Biden ayrıca polisin çalışma şeklinde düzenlemeler yapılması ve sistemin içerisine kazınmış olan ırkçılıkla mücadele edilmesi için Demokrat kanadın geçtiğimiz mart ayında Temsilciler Meclisi’nde kabul ettiği “Floyd Kanunu” tasarısını da destekliyor. Söz konusu kanun tasarısı, gözaltı sırasında nefesin kesilmesine yönelik müdahaleyi yasaklıyor. Başkalarının anayasal haklarını çiğnemekle suçlanan yetkilileri koruyan dokunulmazlığı iptal ediyor ve görevi kötüye kullanan polis memurlarının davranışlarını izlemek ve performanslarını iyileştirmezlerse aleyhlerindeki cezai tedbirleri artırmak amacıyla ulusal bir sicil kaydı tutulması çağrısında bulunuyor. Ancak kanun tasarısı Cumhuriyetçilerin itiraz etmesi nedeniyle Senato’dan geçmeyebilir. ABD’deki emniyet kurumlarının reform sürecinin zorluğu sadece Kongre’de köklü bir düzenleme için gerekli olan adımların atılmasını engelleyen bölünmeler ya da toplum içindeki sert kutuplaşmalardan kaynaklanmıyor. Aynı zamanda emniyet teşkilatının çalışma sisteminin karmaşıklığı, şiddet kültürünün kökleşmiş olması ve azınlıkların polise karşı şüphelerinin güçlü olması nedeniyle de kolay ve hızlı olmayacak. Özellikle Afro-Amerikalılar  polis tarafından hedef alındıklarını düşünüyorlar ve istatistikler tutuklanma oranları, yollarda teftiş için durdurulmaları ve polisle temas halinde vurulmaları hakkındaki şikayetlerini destekliyor.

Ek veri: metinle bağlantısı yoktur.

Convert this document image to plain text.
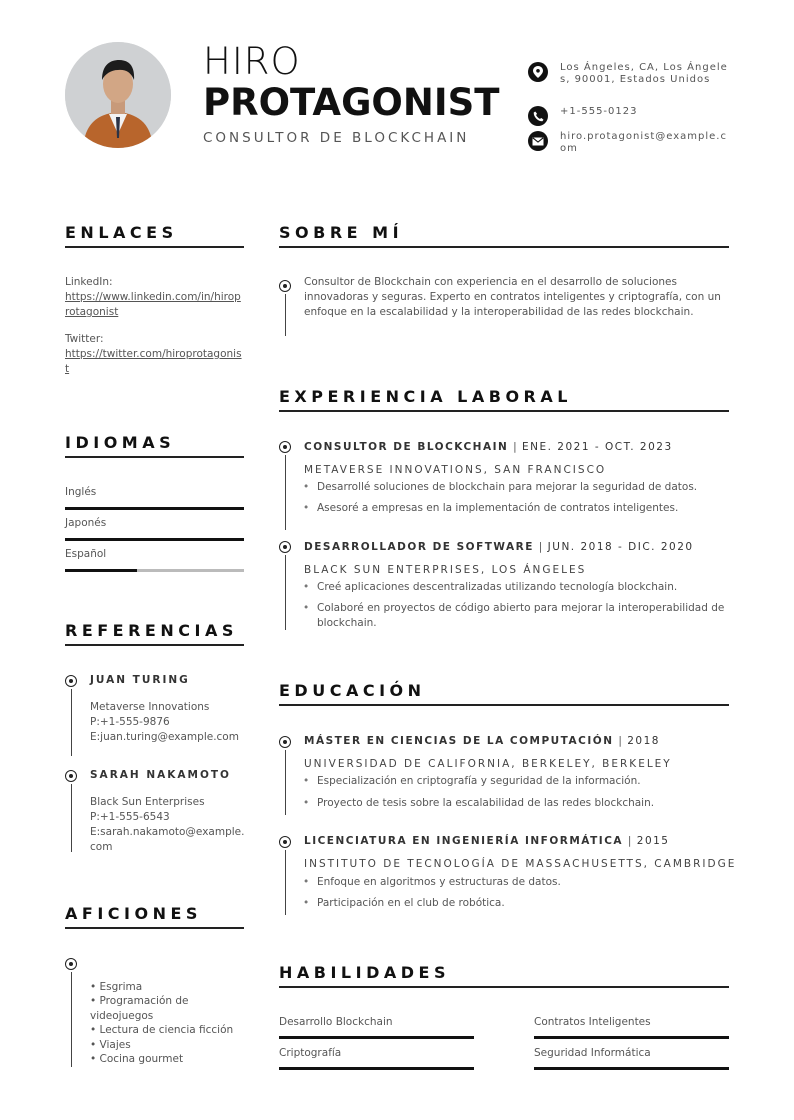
HIRO
PROTAGONIST
CONSULTOR DE BLOCKCHAIN
Los Ángeles, CA, Los Ángeles, 90001, Estados Unidos
+1-555-0123
hiro.protagonist@example.com
ENLACES
LinkedIn:
https://www.linkedin.com/in/hiroprotagonist
Twitter:
https://twitter.com/hiroprotagonist
IDIOMAS
Inglés
Japonés
Español
REFERENCIAS
JUAN TURING
Metaverse Innovations
P:+1-555-9876
E:juan.turing@example.com
SARAH NAKAMOTO
Black Sun Enterprises
P:+1-555-6543
E:sarah.nakamoto@example.com
AFICIONES
• Esgrima
• Programación de videojuegos
• Lectura de ciencia ficción
• Viajes
• Cocina gourmet
SOBRE MÍ
Consultor de Blockchain con experiencia en el desarrollo de soluciones innovadoras y seguras. Experto en contratos inteligentes y criptografía, con un enfoque en la escalabilidad y la interoperabilidad de las redes blockchain.
EXPERIENCIA LABORAL
CONSULTOR DE BLOCKCHAIN | ENE. 2021 - OCT. 2023
METAVERSE INNOVATIONS, SAN FRANCISCO
• Desarrollé soluciones de blockchain para mejorar la seguridad de datos.
• Asesoré a empresas en la implementación de contratos inteligentes.
DESARROLLADOR DE SOFTWARE | JUN. 2018 - DIC. 2020
BLACK SUN ENTERPRISES, LOS ÁNGELES
• Creé aplicaciones descentralizadas utilizando tecnología blockchain.
• Colaboré en proyectos de código abierto para mejorar la interoperabilidad de blockchain.
EDUCACIÓN
MÁSTER EN CIENCIAS DE LA COMPUTACIÓN | 2018
UNIVERSIDAD DE CALIFORNIA, BERKELEY, BERKELEY
• Especialización en criptografía y seguridad de la información.
• Proyecto de tesis sobre la escalabilidad de las redes blockchain.
LICENCIATURA EN INGENIERÍA INFORMÁTICA | 2015
INSTITUTO DE TECNOLOGÍA DE MASSACHUSETTS, CAMBRIDGE
• Enfoque en algoritmos y estructuras de datos.
• Participación en el club de robótica.
HABILIDADES
Desarrollo Blockchain	Contratos Inteligentes
Criptografía	Seguridad Informática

Geçtiğimiz yıl boyunca günde üç kişi polis tarafından öldürüldü. ABD medya kuruluşlarının aktardığı istatistiklere göre polislerin sivillere ölümcül bir şekilde ateş açtığı olayların sayısı 2019 yılında neredeyse 999 iken 2020 yılında bu sayının yaklaşık bin 100’e ulaştığını ortaya koydu. 2021’in ilk üç ayında polislerin sivillere ateş açtığı 213 olay tespit edildi. Toplam nüfusun yalnızca yaklaşık yüzde 13’ünü oluşturmalarına rağmen ölenlerin yüzde 24’ü Afro-Amerikalılar oldu. Chauvin’in duruşması sırasında bile ABD’li üç genç polis tarafından öldürüldü. Sonuncusu iki gün önce Columbus’ta (Ohio) polis kurşunuyla yaşamını yitiren 16 yaşındaki Makia Bryant’dı.
ABD’nin önünde uzun bir yol var. Polis reformu, aslında halen hayatın birçok alanına kazınmış ve yayılmış bir durumda olan ırkçılık gibi daha büyük bir sorunun çözümünün yalnızca bir parçası olacak. ABD’de yaşananlar ülke sınırları dışında da yankılanacak. Zira ırkçılık sadece ABD’nin sorunu değil.